Keith Rosenblum, senior risk consultant for Lockton Cos., said all of the following steps are the essential pillars of a pharmacy benefit management program:
Firstly, employers and their service providers must ensure that third-party administrators and claims managers get 100 percent visibility of prescribed drugs.Right now, only about 40 percent to 60 percent of prescribed drugs are channeled through employers' pharmacy benefit management programs, Lockton found, and that means there are literally "millions of prescriptions for injured workers annually with little to no clinical oversight," said Rosenblum. Physicians who bypass employers' pharmacy benefit managers and directly dispense drugs to patients can generate as much as $75,000 to $125,000 in additional income, he said.
When a drug is not recognized as a treatment for the patient's injury, and has been deemed "out of formulary," the standard PBM practice is to send an email to the claims adjuster seeking either approval or continued denial of the drug's continued use.
"This is an inefficient and non-efficacious practice that somewhere around one-half the time results in a quick approval without valid consideration of recommended pharmacy guidelines," said Rosenblum, who believes this decision should only be left to a nurse or to pharmacists who take the time to review the injury before rendering a decision.
Employers should also create clear claims-handling guidelines for adjusters who must ensure, so far as possible, that baseline and random urine drug screens where opioids are prescribed are administered beyond the acute phase of an injury or post-operation, he said.

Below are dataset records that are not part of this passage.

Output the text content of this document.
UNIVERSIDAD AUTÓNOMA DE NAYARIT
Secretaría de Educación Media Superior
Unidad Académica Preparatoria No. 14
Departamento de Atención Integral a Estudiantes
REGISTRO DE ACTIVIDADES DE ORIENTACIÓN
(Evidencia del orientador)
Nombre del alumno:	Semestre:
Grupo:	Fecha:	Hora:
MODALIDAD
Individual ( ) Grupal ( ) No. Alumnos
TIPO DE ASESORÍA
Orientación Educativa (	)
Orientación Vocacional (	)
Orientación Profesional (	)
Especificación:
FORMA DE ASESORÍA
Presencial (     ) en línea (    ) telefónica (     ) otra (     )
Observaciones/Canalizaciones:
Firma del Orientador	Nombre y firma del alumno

Employers should insist that their insurance carrier or TPA "break the mold" as to how their PBM reacts to physician prescribing patterns that may not be in the best interest of their employees.Overall, the record of claims adjusters reacting to PBM red flags has not been acceptable.PBMs should be given carte blanche in initiating, at their discretion, drug regimen reviews with treating physicians.

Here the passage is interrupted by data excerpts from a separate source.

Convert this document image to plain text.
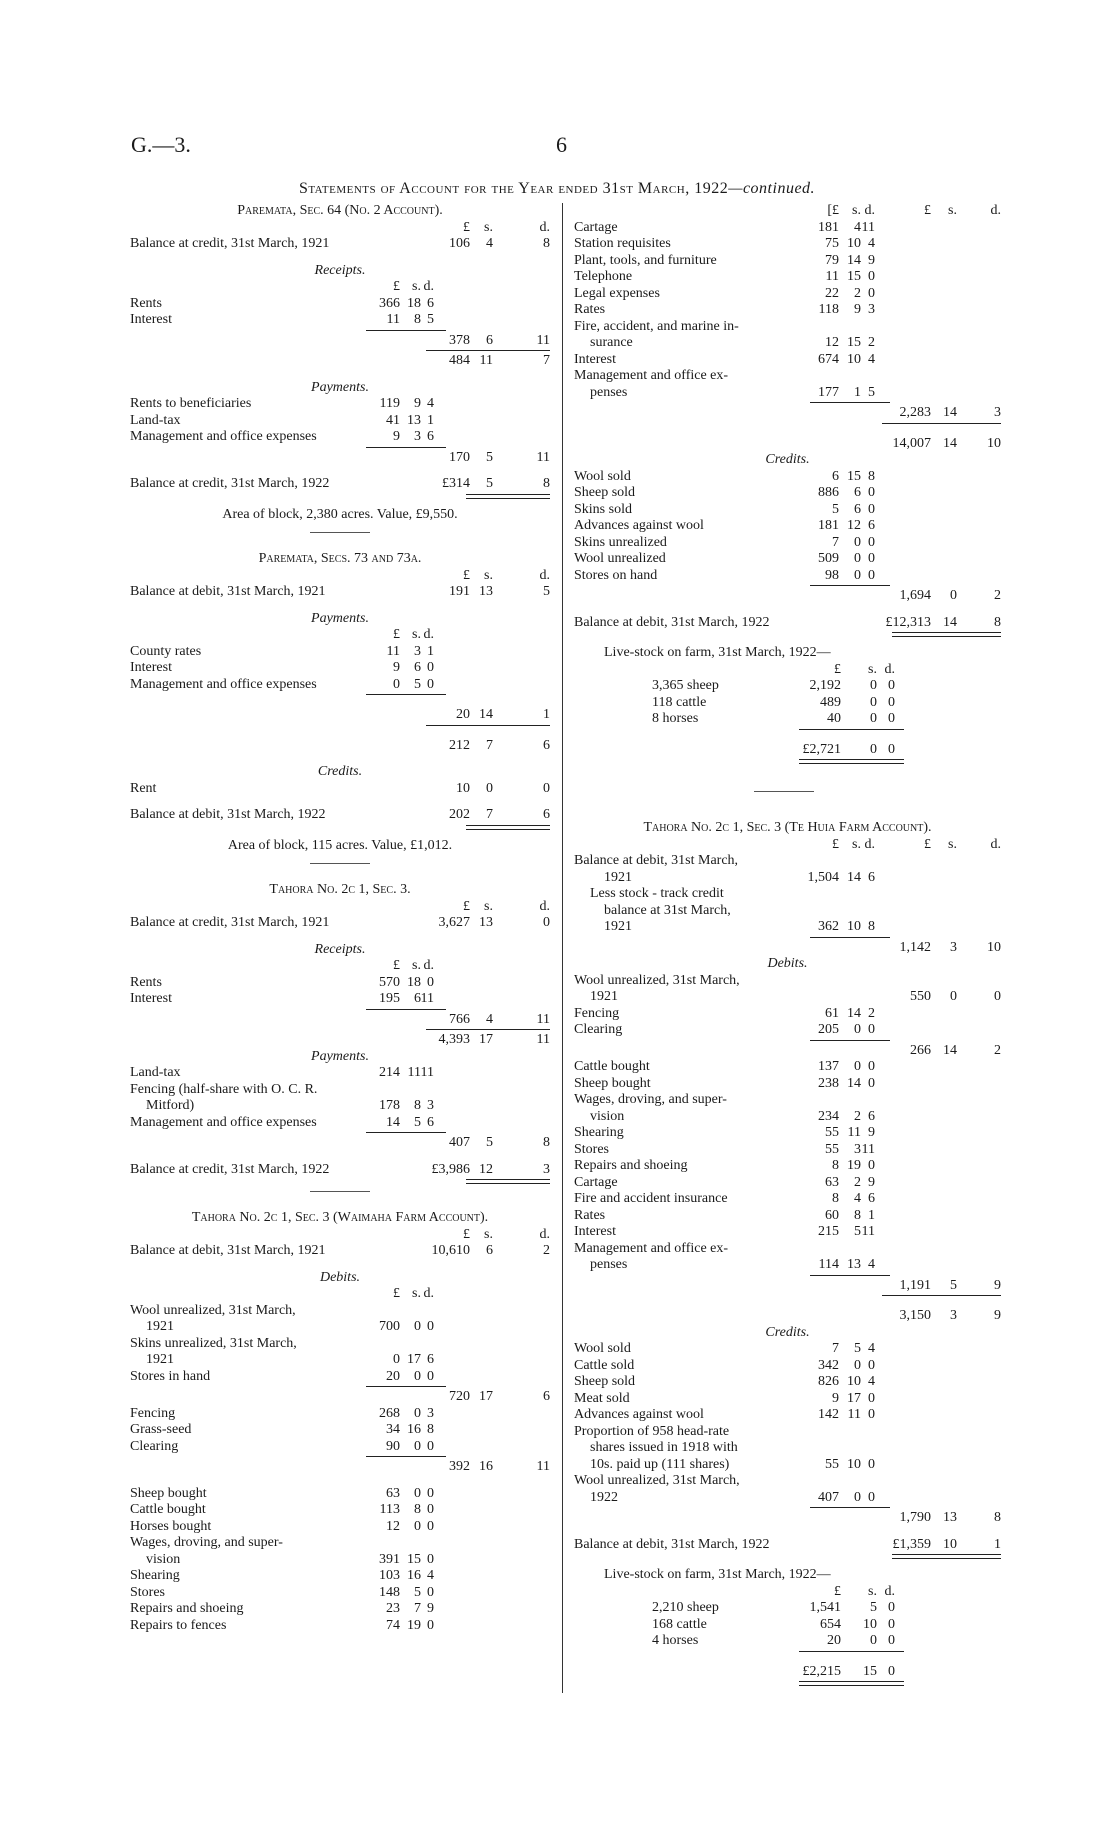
G.—3.	6
Statements of Account for the Year ended 31st March, 1922—continued.
Paremata, Sec. 64 (No. 2 Account).
£ s.	d.
Balance at credit, 31st March, 1921	106 4	8
Receipts.
£ s. d.
Rents	366 18 6
Interest	11 8 5
378 6	11
484 11	7
Payments.
Rents to beneficiaries	119 9 4
Land-tax	41 13 1
Management and office expenses	9 3 6
170 5	11
Balance at credit, 31st March, 1922	£314 5	8
Area of block, 2,380 acres. Value, £9,550.
Paremata, Secs. 73 and 73a.
£ s.	d.
Balance at debit, 31st March, 1921	191 13	5
Payments.
£ s. d.
County rates	11 3 1
Interest	9 6 0
Management and office expenses	0 5 0
20 14	1
212 7	6
Credits.
Rent	10 0	0
Balance at debit, 31st March, 1922	202 7	6
Area of block, 115 acres. Value, £1,012.
Tahora No. 2c 1, Sec. 3.
£ s.	d.
Balance at credit, 31st March, 1921	3,627 13	0
Receipts.
£ s. d.
Rents	570 18 0
Interest	195 6 11
766 4	11
4,393 17	11
Payments.
Land-tax	214 11 11
Fencing (half-share with O. C. R.
Mitford)	178 8 3
Management and office expenses	14 5 6
407 5	8
Balance at credit, 31st March, 1922	£3,986 12	3
Tahora No. 2c 1, Sec. 3 (Waimaha Farm Account).
£ s.	d.
Balance at debit, 31st March, 1921	10,610 6	2
Debits.
£ s. d.
Wool unrealized, 31st March,
1921	700 0 0
Skins unrealized, 31st March,
1921	0 17 6
Stores in hand	20 0 0
720 17	6
Fencing	268 0 3
Grass-seed	34 16 8
Clearing	90 0 0
392 16	11
Sheep bought	63 0 0
Cattle bought	113 8 0
Horses bought	12 0 0
Wages, droving, and super-
vision	391 15 0
Shearing	103 16 4
Stores	148 5 0
Repairs and shoeing	23 7 9
Repairs to fences	74 19 0
[£ s. d.	£ s. d.
Cartage	181 4 11
Station requisites	75 10 4
Plant, tools, and furniture	79 14 9
Telephone	11 15 0
Legal expenses	22 2 0
Rates	118 9 3
Fire, accident, and marine in-
surance	12 15 2
Interest	674 10 4
Management and office ex-
penses	177 1 5
2,283 14	3
14,007 14 10
Credits.
Wool sold	6 15 8
Sheep sold	886 6 0
Skins sold	5 6 0
Advances against wool	181 12 6
Skins unrealized	7 0 0
Wool unrealized	509 0 0
Stores on hand	98 0 0
1,694 0	2
Balance at debit, 31st March, 1922	£12,313 14	8
Live-stock on farm, 31st March, 1922—
£ s. d.
3,365 sheep	2,192 0 0
118 cattle	489 0 0
8 horses	40 0 0
£2,721 0 0
Tahora No. 2c 1, Sec. 3 (Te Huia Farm Account).
£ s. d.	£ s. d.
Balance at debit, 31st March,
1921	1,504 14 6
Less stock - track credit
balance at 31st March,
1921	362 10 8
1,142 3 10
Debits.
Wool unrealized, 31st March,
1921	550 0	0
Fencing	61 14 2
Clearing	205 0 0
266 14	2
Cattle bought	137 0 0
Sheep bought	238 14 0
Wages, droving, and super-
vision	234 2 6
Shearing	55 11 9
Stores	55 3 11
Repairs and shoeing	8 19 0
Cartage	63 2 9
Fire and accident insurance	8 4 6
Rates	60 8 1
Interest	215 5 11
Management and office ex-
penses	114 13 4
1,191 5	9
3,150 3	9
Credits.
Wool sold	7 5 4
Cattle sold	342 0 0
Sheep sold	826 10 4
Meat sold	9 17 0
Advances against wool	142 11 0
Proportion of 958 head-rate
shares issued in 1918 with
10s. paid up (111 shares)	55 10 0
Wool unrealized, 31st March,
1922	407 0 0
1,790 13	8
Balance at debit, 31st March, 1922	£1,359 10	1
Live-stock on farm, 31st March, 1922—
£ s. d.
2,210 sheep	1,541 5 0
168 cattle	654 10 0
4 horses	20 0 0
£2,215 15 0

Though nearly every PBM permits clients to customize the clinical intervention process, many PBM "edits" are too little, too late, said Rosenblum. If the PBM protocol is to wait until a claimant has been on high doses of opioids for at least 90 days before intervention, the horse is already out of the barn. By that time, tolerance or even addiction for many is quite possible. Frequently, a clinical pharmacist must take action to address physician-prescribing patterns of concern involving not only opioids, but possibly hypnotics, muscle relaxants and high doses of Acetaminophen.Employers should not automatically assume their TPA or carrier's clinical utilization review and intervention process has been stepped-up to best practices.
Lastly, it might help for patients to understand the similarity between prescription opioids and their mother's milk -- heroin.

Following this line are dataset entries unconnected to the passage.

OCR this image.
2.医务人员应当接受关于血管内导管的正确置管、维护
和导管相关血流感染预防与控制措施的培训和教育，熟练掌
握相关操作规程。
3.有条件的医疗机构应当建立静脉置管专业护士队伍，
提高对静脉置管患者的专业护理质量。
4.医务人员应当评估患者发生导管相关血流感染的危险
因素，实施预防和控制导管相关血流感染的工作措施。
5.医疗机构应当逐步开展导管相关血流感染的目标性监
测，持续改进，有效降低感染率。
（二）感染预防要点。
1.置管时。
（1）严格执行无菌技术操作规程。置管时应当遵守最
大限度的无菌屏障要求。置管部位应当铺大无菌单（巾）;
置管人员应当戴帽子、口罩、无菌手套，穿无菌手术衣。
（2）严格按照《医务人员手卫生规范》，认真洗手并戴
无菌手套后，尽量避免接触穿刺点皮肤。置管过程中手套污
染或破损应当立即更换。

Rosenblum often quotes Dr. Michael Nguyen, director of clinical pharmacy with PBM myMatrixx, who has pointed out that opioids are all derived from morphine or other alkaloids of the opium. "So whether we call it heroin, oxycodone, oxymorphone, etc., we can think of all these synthetic compounds as part of a band of destructive, evil brothers born from the same mother."
Whether you are taking a small pill or injecting a form of the white powder itself, "The body knows no difference," said Nguyen.